Le Scithe l’y trouva, qui la serpe à la main,
De ses Arbres à fruit retranchoit l’inutile,
Ebranchoit, émondoit ; ôtoit ceci, cela,
Corrigeant par tout la Nature,
Excessive à païer ses soins avec usure.
Le Scithe alors lui demanda :
Pourquoi cette ruine ? Etoit-il d’homme sage
De mutiler ainsi ces pauvres habitans ?
Quittez-moi vôtre serpe, instrument de dommage.
Laissez agir la faux du temps :
Ils iront assez-tôt[1] border le noir rivage.

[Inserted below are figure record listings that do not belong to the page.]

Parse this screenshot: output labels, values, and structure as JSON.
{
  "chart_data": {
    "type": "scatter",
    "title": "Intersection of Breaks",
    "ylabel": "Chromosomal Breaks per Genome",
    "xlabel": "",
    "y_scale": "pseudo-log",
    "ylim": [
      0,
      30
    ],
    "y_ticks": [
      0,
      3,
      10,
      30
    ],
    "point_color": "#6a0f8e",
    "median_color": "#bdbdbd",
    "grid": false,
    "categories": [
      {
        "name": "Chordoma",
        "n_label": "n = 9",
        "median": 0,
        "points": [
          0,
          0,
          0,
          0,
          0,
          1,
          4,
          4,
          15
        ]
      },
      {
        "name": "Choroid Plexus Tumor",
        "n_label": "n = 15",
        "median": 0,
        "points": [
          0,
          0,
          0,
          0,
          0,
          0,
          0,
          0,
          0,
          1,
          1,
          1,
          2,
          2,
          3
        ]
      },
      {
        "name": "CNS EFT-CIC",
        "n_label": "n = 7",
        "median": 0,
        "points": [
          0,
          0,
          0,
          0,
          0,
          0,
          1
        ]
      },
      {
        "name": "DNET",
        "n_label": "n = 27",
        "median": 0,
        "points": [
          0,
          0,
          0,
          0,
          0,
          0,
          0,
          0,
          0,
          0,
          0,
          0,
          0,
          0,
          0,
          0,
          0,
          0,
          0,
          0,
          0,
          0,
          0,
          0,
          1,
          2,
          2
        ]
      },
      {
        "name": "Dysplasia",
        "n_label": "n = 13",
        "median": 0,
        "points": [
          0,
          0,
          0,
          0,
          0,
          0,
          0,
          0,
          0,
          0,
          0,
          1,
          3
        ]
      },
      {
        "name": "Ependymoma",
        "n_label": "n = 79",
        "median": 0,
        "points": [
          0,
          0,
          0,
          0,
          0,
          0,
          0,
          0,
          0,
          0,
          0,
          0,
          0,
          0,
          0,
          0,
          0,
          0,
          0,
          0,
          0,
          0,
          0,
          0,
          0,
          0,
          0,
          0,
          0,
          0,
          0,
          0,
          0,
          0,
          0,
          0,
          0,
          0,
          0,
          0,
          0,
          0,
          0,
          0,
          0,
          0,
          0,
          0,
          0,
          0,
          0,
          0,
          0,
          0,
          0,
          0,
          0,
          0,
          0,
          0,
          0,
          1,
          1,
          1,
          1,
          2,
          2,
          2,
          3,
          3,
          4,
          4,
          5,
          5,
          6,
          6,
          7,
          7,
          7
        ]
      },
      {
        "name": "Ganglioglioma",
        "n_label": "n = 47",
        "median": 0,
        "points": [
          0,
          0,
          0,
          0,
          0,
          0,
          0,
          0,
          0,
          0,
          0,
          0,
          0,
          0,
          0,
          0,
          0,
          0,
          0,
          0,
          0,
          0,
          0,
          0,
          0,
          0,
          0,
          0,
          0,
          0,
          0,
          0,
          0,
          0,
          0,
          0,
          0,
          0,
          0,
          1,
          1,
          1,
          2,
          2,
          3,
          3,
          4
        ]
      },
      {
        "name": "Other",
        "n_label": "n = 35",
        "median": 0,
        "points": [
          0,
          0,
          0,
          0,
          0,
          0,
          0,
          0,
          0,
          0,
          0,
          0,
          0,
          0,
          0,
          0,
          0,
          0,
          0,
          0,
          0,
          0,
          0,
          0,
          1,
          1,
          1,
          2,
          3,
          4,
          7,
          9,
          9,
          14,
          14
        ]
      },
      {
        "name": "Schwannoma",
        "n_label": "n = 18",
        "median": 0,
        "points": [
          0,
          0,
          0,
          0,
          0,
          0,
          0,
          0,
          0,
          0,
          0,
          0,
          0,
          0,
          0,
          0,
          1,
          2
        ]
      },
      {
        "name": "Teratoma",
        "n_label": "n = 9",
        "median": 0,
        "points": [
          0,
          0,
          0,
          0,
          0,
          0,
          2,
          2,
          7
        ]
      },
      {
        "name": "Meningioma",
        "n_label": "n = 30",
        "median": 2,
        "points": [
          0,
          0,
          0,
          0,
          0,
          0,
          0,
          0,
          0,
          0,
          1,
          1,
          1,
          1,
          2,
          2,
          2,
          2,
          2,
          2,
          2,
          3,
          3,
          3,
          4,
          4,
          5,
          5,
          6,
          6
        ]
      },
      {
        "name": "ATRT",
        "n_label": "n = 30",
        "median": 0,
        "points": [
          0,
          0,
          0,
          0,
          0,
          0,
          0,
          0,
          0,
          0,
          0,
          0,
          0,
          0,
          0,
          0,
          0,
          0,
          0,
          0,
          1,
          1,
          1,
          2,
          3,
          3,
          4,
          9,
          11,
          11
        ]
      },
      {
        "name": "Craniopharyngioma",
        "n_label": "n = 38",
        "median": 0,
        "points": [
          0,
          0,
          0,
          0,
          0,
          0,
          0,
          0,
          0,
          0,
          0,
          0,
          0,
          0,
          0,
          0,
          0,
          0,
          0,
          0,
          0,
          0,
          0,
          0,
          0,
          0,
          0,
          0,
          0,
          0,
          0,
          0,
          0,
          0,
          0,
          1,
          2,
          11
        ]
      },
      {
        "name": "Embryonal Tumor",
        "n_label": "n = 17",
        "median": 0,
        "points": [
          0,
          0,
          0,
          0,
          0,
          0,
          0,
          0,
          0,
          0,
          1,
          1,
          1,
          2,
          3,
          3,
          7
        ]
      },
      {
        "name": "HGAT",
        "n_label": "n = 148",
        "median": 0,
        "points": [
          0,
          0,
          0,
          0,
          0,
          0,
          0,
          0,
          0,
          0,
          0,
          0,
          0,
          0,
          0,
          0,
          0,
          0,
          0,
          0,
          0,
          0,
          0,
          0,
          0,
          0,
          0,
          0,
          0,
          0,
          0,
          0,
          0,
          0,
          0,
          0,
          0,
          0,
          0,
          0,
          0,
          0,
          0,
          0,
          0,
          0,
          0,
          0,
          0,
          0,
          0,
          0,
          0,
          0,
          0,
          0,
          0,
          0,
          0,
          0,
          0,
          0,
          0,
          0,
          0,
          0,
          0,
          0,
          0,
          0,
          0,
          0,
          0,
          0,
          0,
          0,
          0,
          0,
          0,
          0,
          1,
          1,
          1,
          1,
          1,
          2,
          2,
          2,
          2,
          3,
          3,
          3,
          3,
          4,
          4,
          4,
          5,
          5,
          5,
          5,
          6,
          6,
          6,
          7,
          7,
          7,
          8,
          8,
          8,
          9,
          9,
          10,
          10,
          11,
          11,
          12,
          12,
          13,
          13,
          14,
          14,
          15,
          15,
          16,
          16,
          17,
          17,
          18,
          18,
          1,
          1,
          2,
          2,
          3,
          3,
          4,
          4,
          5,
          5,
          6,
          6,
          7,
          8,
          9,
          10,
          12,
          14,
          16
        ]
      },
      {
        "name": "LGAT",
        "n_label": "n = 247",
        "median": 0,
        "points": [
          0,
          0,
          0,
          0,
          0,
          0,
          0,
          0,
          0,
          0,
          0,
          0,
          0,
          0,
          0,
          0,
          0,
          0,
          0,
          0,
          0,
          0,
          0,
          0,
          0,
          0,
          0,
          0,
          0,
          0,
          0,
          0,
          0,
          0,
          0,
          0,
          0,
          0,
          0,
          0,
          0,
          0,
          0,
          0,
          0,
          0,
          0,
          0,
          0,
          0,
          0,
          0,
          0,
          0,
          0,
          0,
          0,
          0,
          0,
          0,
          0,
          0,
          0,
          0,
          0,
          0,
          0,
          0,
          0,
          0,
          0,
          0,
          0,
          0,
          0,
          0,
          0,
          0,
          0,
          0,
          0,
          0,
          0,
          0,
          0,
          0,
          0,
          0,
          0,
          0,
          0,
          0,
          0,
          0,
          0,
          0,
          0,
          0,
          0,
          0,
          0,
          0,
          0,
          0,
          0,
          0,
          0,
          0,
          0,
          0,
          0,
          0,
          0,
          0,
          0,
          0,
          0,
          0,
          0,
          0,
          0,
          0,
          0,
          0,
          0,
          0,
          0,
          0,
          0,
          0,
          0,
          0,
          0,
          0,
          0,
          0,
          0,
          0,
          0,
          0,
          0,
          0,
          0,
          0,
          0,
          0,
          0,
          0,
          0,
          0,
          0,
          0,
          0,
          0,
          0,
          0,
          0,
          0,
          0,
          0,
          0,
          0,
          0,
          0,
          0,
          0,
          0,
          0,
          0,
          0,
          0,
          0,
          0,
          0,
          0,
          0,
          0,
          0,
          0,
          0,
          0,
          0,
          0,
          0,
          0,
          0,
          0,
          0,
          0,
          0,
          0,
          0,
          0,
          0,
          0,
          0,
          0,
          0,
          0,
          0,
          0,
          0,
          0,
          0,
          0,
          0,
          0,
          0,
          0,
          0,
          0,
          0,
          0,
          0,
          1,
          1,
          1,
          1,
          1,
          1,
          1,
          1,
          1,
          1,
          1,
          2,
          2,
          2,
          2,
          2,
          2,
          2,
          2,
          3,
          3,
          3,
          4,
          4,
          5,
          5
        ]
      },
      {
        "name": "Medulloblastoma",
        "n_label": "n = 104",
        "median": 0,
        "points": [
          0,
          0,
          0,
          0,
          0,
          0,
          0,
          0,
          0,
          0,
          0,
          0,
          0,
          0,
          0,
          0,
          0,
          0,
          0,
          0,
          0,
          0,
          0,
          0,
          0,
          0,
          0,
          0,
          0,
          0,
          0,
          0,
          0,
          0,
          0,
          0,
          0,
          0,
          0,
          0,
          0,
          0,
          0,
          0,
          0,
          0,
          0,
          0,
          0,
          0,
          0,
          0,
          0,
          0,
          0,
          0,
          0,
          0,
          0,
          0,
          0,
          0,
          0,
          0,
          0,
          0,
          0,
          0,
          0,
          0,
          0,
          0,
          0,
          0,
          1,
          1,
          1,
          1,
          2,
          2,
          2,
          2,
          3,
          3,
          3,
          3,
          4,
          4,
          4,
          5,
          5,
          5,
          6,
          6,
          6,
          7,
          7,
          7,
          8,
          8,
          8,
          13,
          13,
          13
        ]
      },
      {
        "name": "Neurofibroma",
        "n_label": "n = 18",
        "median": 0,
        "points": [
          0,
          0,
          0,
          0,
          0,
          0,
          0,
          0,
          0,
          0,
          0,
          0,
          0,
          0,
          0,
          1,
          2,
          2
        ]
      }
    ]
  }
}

J’ôte le superflu, dit l’autre ; et l’abatant
Le reste en profite d’autant.
Le Scithe retourné dans sa triste demeure,
Prend la serpe à son tour, coupe et taille à toute heure ;
Conseille à ses voisins, prescrit à ses amis
Un universel abatis.
Il ôte de chez luy les branches les plus belles,
Il tronque son Verger contre toute raison,
Sans observer temps ni saison,
Lunes ni vieilles ni nouvelles.
Tout languit et tout meurt. Ce Scithe exprime bien
Un indiscret Stoïcien.
Celui-ci retranche de l’ame
Desirs et passions, le bon et le mauvais,
Jusqu’aux plus innocens souhaits.
Contre de telles gens, quant à moi je reclame.
Ils ôtent à nos cœurs le principal ressort.
Ils font cesser de vivre avant que l’on soit mort.

  1. Ainsi dans les Ouvrages de prose et de poësie ; l’édition de 1694 donne aussi-tôt, qui semble une moins bonne leçon.